I’m only half joking, but if you scroll through the myriad of social media posts that we’ve seen over the years about the President’s tax returns, tax policy changes, or the Tax Cuts and Jobs Act of 2018, it just further magnifies the general lack of knowledge about how our current tax system works. I’m not saying that every American should be qualified to be the head of complex tax matters at a Big 4 accounting firm, but a basic understanding of taxation is necessary for even the smallest taxpayer (and arguably more so as they may be missing valuable tax credits available to lower income households!). At the very least, taxpayers should be seeing qualified advice that is relevant to their personal situation, which does not mean googling the ‘top 10 tax saving tips.’ A qualified advisor who is well versed in personal taxation will take the time to get to understand your tax status and, more importantly, what your goals are. If you’re currently working with an advisor who does not engage you in tax planning, I think you know what my next recommendation will be.
With such a sizeable amount of our resources being allocated to taxes over a lifetime, it only reinforces the need to plan for them accordingly. Most taxpayers feel that their responsibility is to make sure they have filed a complete and accurate tax return by April 15th. Period. While technically, this is a valid statement and will do the minimum to keep you in compliance with the law, from a proactive planning standpoint I’d argue that you are shooting yourself in the foot. Planning for and mitigating taxes is a best practice for any taxpayer, no matter how large or small. Whether you agree or disagree with the structure of our tax code is a different issue – and I’m not willing to take on that philosophical argument right now – but I have yet to meet an individual who willingly wants to give more money to the IRS than they have to, no matter what they say on Facebook.
As with any planning engagement, we see the largest return on our efforts when we control the variables over which we can exercise the most influence.
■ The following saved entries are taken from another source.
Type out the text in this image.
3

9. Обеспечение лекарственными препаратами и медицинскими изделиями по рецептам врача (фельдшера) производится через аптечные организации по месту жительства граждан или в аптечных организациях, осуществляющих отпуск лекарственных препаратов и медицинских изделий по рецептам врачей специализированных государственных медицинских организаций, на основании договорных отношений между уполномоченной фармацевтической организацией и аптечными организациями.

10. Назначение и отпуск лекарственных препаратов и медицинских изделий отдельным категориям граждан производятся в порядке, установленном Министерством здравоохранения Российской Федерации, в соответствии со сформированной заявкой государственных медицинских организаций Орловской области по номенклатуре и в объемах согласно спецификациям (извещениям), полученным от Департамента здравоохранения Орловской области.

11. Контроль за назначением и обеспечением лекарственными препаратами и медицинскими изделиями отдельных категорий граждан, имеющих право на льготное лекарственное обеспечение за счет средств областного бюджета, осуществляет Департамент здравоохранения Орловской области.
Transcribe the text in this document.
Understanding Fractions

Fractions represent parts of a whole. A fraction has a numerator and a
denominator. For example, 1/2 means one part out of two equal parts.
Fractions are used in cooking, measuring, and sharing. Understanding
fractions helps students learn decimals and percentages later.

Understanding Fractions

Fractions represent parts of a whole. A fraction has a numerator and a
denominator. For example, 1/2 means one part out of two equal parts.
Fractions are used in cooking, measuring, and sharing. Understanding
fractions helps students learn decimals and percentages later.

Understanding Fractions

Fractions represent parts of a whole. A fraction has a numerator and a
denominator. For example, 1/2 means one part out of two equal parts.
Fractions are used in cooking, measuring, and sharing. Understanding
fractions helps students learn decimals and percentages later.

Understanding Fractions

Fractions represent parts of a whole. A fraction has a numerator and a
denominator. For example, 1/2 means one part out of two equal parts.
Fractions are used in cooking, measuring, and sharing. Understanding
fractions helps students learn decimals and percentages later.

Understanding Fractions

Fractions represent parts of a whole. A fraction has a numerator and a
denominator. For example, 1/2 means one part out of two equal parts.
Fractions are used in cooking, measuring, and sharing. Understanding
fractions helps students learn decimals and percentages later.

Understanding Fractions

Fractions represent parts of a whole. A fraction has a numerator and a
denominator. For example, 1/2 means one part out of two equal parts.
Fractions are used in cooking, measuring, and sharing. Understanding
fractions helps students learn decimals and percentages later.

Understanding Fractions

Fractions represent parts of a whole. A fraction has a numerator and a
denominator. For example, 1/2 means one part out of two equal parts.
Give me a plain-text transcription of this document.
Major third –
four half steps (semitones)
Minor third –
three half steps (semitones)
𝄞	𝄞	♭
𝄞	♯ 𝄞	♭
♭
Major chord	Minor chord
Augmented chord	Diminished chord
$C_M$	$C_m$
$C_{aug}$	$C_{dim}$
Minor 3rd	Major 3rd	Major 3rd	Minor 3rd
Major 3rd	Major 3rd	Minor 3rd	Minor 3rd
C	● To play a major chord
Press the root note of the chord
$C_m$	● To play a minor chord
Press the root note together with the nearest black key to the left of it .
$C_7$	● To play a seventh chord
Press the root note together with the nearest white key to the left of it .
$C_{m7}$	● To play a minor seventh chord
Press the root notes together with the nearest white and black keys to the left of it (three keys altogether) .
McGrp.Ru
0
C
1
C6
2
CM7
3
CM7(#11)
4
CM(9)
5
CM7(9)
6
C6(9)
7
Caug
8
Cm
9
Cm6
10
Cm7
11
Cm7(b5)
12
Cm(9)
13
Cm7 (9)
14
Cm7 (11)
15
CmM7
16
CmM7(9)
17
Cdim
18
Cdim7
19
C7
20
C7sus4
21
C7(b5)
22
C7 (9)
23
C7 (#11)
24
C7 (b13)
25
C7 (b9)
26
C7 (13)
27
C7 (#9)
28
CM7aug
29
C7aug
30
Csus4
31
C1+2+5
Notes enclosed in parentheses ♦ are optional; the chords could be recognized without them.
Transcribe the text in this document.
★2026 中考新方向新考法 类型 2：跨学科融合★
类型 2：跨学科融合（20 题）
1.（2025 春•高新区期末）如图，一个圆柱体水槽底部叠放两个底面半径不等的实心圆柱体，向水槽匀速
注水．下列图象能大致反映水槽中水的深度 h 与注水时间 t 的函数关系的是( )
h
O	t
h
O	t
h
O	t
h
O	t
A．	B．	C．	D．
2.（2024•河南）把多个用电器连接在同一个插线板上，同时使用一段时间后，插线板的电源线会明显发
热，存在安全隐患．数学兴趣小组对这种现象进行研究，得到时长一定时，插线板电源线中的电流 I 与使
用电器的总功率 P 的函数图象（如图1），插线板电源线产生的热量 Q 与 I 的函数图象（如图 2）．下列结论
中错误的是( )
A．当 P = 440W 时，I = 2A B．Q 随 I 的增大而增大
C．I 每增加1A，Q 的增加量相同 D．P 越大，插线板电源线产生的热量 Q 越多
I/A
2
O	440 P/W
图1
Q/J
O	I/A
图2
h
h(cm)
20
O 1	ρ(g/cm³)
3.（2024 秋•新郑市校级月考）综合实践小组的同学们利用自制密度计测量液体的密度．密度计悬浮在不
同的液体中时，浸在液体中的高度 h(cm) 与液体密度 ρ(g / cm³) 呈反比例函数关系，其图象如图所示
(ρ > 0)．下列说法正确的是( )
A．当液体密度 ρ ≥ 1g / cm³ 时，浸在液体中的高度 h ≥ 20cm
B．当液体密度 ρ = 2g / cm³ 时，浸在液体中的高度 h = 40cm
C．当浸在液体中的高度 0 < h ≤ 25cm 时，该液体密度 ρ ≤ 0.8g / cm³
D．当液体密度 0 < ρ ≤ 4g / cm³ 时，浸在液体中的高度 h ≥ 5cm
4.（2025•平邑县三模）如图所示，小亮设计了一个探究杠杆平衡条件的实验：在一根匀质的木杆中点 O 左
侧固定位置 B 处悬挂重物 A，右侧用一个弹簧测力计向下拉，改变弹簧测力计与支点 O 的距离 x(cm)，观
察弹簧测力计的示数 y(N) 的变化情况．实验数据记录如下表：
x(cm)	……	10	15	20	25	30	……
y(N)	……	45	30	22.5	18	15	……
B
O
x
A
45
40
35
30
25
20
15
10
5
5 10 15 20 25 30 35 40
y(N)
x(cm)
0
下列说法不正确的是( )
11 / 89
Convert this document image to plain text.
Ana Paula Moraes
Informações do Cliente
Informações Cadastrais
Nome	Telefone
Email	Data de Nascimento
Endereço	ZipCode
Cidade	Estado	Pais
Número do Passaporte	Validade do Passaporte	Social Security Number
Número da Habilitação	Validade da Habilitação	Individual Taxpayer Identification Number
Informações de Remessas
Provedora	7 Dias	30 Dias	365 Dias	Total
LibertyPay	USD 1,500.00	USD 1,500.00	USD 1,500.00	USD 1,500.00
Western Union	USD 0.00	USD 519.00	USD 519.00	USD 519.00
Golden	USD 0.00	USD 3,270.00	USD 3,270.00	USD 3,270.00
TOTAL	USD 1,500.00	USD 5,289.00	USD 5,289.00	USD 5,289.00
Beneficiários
Tax planning is one of those areas. While the rates and rules are dictated by our tax code, we often have the flexibility to control how income reaches our tax return and the timing of major taxable events. In most cases, it is possible to control how much money we direct to tax deferred savings options, the amount of passive income that our investments generate, when gains or losses are realized, the amount of charitable contributions made or the timing of retirement plan distributions. Additional forms of tax planning include creating a strategy to create a tax efficient estate and distribution plan for your heirs.
Because taxes influence nearly every part of an individual’s financial household, from their take home pay, to the net return on their investments, to their estate plan, it’s hard to understand why it is not a focus for many people. Strategic tax planning may not yield home run results each year but staying informed and making tactical decisions over time can certainly help generate tax alpha in your overall financial plan over time. If the saying is true that the only two guarantees in life are death and taxes, why not make at least one of them a little less painful?
This information is not intended to be a substitute for specific individualized tax advice. We suggest that you discuss your specific tax issues with a qualified tax advisor.